Carlo Curino is the lead of Gray Systems Lab (GSL). Before this Carlo was a Principal Scientist in Cloud and Information Services Lab (CISL), working on large-scale distributed systems, with a focus on scheduling for BigData clusters; this line of research was co-developed with several team members and open-sourced as part of Apache Hadoop/YARN. Intrinsically, this research work enables us to operate the largest YARN clusters in the world (deployed on 250k + servers within Microsoft). Prior to joining Microsoft was a Research Scientist at Yahoo!; primarily working entity deduplication and scale and mobile+cloud platforms. Carlo spent two years as a Post Doc Associate at CSAIL MIT working with Prof. Samuel Madden and Prof. Hari Balakrishnan. At MIT he also served as the primary lecturer for the course on databases CS630, taught in collaboration with Mike Stonebraker. Carlo received a Bachelor in Computer Science at Politecnico di Milano. He participated in a joint project between University of Illinois at Chicago (UIC) and Politecnico di Milano, obtaining a Master Degree in Computer Science at UIC and the Laurea Specialistica (cum laude) in Politecnico di Milano. During the PhD at Politecnico di Milano, Carlo spent two years as a visiting researcher at UCLA, working with Prof. Carlo Zaniolo (UCLA) and Prof Alin Deutsch (UCSD). Research interests: ML-for-Systems and Systems-for-ML, large scale distributed systems, performance tuning, and scheduling. Previous research work: mobile+cloud platforms, entity dedup at scale, relational databases and cloud computing, workload management and performance analysis, schema evolution, and temporal databases.

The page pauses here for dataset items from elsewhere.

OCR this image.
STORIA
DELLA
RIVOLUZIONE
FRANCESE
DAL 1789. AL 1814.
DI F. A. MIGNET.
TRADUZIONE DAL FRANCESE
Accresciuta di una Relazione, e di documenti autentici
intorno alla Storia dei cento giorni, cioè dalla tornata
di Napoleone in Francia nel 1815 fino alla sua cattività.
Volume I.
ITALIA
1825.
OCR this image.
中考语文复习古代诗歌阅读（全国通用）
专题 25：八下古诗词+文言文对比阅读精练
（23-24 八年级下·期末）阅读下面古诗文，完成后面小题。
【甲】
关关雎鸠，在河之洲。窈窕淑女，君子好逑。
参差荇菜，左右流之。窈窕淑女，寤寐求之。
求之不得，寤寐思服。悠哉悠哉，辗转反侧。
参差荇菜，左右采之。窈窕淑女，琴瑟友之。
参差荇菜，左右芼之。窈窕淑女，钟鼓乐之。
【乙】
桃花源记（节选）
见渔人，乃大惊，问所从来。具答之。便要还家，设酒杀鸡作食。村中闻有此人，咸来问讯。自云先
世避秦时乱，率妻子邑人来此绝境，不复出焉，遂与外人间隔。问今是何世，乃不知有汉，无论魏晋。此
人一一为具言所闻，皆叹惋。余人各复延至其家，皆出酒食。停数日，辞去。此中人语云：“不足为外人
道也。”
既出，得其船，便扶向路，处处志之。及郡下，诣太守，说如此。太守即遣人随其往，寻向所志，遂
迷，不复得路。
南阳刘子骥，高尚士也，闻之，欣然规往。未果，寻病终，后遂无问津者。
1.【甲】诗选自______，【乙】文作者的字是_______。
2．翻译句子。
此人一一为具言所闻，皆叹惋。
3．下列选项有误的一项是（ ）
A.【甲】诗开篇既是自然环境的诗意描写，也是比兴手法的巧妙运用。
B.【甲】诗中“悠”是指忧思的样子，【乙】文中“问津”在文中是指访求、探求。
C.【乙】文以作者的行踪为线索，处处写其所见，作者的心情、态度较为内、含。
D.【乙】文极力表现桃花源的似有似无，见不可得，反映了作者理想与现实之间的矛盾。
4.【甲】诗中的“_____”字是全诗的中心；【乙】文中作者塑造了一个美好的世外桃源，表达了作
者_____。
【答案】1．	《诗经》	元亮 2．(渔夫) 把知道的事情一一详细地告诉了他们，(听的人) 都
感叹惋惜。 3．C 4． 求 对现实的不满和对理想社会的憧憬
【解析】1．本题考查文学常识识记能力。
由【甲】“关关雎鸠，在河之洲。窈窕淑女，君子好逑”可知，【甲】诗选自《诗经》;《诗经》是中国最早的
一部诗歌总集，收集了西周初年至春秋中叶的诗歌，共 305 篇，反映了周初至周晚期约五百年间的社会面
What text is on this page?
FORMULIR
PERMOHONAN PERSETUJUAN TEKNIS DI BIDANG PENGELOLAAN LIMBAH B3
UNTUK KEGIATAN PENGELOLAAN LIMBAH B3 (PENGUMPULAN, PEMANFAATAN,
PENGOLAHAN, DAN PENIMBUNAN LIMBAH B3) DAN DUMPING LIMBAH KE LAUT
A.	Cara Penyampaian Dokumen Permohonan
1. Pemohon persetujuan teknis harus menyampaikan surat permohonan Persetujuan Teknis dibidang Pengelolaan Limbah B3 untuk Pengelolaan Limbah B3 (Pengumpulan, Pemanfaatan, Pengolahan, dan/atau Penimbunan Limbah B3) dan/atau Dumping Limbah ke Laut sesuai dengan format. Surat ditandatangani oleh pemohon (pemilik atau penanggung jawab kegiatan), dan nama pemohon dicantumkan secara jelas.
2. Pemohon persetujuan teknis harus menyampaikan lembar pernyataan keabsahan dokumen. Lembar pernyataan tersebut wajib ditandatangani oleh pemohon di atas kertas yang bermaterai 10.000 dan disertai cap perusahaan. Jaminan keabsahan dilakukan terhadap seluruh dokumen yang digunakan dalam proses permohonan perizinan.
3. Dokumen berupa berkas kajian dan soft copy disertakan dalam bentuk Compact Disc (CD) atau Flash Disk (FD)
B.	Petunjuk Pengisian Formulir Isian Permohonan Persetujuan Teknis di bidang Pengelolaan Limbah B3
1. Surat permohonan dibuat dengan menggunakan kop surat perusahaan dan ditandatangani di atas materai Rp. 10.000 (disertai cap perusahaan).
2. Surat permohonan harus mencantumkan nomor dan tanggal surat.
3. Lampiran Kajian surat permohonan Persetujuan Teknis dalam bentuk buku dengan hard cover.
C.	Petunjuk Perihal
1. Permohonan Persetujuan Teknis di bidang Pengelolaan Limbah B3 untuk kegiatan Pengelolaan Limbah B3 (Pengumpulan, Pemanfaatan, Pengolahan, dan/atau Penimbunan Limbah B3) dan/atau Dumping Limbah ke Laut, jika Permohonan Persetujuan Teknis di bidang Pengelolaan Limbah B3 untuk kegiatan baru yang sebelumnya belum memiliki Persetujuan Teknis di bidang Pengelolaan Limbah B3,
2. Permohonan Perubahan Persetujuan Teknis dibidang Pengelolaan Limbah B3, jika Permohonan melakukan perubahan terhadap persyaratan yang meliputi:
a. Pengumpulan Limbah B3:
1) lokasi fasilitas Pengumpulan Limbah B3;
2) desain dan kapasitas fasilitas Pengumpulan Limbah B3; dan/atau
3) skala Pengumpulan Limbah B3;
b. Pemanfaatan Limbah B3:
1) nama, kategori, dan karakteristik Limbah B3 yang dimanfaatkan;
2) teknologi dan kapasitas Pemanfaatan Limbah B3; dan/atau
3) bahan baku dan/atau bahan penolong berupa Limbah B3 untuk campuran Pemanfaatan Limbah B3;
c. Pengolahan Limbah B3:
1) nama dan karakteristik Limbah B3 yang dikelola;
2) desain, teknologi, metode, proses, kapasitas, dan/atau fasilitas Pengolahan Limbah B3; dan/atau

Talk: Cloudy With High Chance Of DBMS: A 10-year Prediction For Enterprise-Grade ML

Machine learning (ML) has proven itself in high-value web applications such as search ranking and is emerging as a powerful tool in a much broader range of enterprise scenarios including voice recognition and conversational understanding for customer support, auto-tuning for videoconferencing, intelligent feedback loops in large-scale sysops, manufacturing and autonomous vehicle management, complex financial predictions, just to name a few. Meanwhile, as the value of data is increasingly recognized and monetized, concerns about securing valuable data and risks to individual privacy have been growing. Furthermore broader adoption leads to less experience development teams, further increasing risks of misuse of these technologies. Rigorous data management has emerged as a key requirement in enterprise settings. How will these trends (ML growing popularity, and stricter data governance) intersect? What are the unmet requirements for applying ML in enterprise settings? What are the technical challenges for the DB community to solve? In this talk, we present a vision of how ML and database systems are likely to come together, and highlight fascinating early results towards in building Enterprise Grade Machine Learning (EGML).

Timnit Gebru

Timnit Gebru co-leads the Ethical Artificial Intelligence research team at Google, working to reduce the potential negative impacts of AI. Timnit earned her doctorate under the supervision of Fei-Fei Li at Stanford University in 2017 and did a postdoc at Microsoft Research NYC in the FATE team. She is also the cofounder of Black in AI, a place for sharing ideas, fostering collaborations and discussing initiatives to increase the presence of Black people in the field of Artificial Intelligence.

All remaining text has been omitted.